L’ancien Premier ministre et ministre de la Défense Ehud Barak a témoigné pour la première fois jeudi devant les enquêteurs qui se penchent sur un cas de corruption dans l’acquisition par Israël de sous-marins chez un constructeur naval allemand.

Après avoir parlé aux enquêteurs de l’unité anti-corruption Lahav 433, Barak a souhaité aux officiers de réussir dans leur enquête.

« À la demande de la police, j’ai donné des preuves ce soir sur les sous-marins et autre navires », a-t-il écrit sur Twitter. « L’enquête est très importante.
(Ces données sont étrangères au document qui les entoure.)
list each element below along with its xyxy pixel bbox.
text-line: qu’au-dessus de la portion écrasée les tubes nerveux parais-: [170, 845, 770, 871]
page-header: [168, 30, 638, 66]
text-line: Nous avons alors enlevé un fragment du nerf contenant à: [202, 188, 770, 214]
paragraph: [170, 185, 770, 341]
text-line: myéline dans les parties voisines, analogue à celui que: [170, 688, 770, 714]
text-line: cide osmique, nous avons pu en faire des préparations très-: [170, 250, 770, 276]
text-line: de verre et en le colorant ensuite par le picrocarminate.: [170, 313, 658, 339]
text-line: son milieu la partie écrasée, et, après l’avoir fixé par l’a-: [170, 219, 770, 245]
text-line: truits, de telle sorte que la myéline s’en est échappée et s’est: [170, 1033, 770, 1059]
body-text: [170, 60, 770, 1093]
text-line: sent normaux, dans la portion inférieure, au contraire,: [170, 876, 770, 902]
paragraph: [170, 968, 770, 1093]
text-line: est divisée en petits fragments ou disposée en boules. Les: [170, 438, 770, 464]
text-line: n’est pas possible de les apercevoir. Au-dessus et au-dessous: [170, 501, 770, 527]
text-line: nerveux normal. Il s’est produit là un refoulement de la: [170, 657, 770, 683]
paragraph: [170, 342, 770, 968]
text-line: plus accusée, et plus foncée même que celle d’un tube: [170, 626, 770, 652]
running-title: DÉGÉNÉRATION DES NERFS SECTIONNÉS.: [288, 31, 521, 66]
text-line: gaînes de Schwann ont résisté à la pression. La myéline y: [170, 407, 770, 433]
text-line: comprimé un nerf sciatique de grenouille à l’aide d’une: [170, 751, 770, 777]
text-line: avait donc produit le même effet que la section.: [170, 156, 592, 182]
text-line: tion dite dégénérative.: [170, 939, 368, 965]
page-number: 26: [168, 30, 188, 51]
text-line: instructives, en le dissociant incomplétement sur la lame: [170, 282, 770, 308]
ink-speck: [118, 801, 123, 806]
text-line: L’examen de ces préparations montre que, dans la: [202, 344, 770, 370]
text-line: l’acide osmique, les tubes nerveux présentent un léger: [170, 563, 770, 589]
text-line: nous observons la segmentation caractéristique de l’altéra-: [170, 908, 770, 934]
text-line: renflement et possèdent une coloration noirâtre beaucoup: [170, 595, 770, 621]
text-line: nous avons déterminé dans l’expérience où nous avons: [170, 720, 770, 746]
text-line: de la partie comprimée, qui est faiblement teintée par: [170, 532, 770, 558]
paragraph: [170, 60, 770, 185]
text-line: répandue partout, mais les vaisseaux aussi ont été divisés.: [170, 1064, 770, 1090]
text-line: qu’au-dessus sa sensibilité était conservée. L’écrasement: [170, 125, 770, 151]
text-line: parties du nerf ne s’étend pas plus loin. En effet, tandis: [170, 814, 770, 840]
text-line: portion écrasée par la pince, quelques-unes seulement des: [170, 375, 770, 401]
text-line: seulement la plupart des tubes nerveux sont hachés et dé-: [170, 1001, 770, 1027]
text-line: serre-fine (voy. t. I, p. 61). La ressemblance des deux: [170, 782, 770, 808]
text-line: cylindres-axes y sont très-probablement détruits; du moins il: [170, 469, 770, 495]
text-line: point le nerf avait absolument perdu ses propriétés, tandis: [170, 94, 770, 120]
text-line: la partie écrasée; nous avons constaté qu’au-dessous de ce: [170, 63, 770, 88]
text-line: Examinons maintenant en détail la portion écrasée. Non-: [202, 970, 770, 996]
J’espère que la police fera éclater la vérité le plus rapidement possible. »

Barak faisait partie des premières personnes convoquées sur l’enquête de l’affaire des sous-marins l’an dernier.

Il était ministre de la Défense quand les sous-marins ont été achetés, et avec le Premier ministre Benjamin Netanyahu, ils ont commandé un sixième sous-marin contre l’avis du chef d’état-major de l’époque, Benny Gantz.

Au moment où l’accord a été signé à Berlin, Barak avait déclaré que ce sixième sous-marin doperait considérablement les capacités de l’armée israélienne. Il avait également souligné que la transaction faisait montre des liens étroits qui unissaient l’Allemagne et Israël.

Le Premier ministre Benjamin Netanyahu sur l’INS Tanin, sous-marin construit par la firme allemande ThyssenKrupp, à son arrivée en Israël, le 23 septembre 2014. (Crédit : Kobi Gideon/GPO/Flash90)

Les enquêteurs suspectent que les fonctionnaires d’État ont reçu des pots-de-vin pour encourager l’achat de sous-marins et de corvettes pour patrouiller sur les champs gaziers d’Israël, auprès du constructeur naval allemand ThyssenKrupp, en dépit de l’opposition du ministère de la Défense.

Bien que Netanyahu ne soit pas suspecté dans cette affaire, appelée « Affaire 3 000 », son cousin et avocat personnel David Shimron, son négociateur personnel Yitzhak Molcho, et un certain nombres de ses proches associés le sont.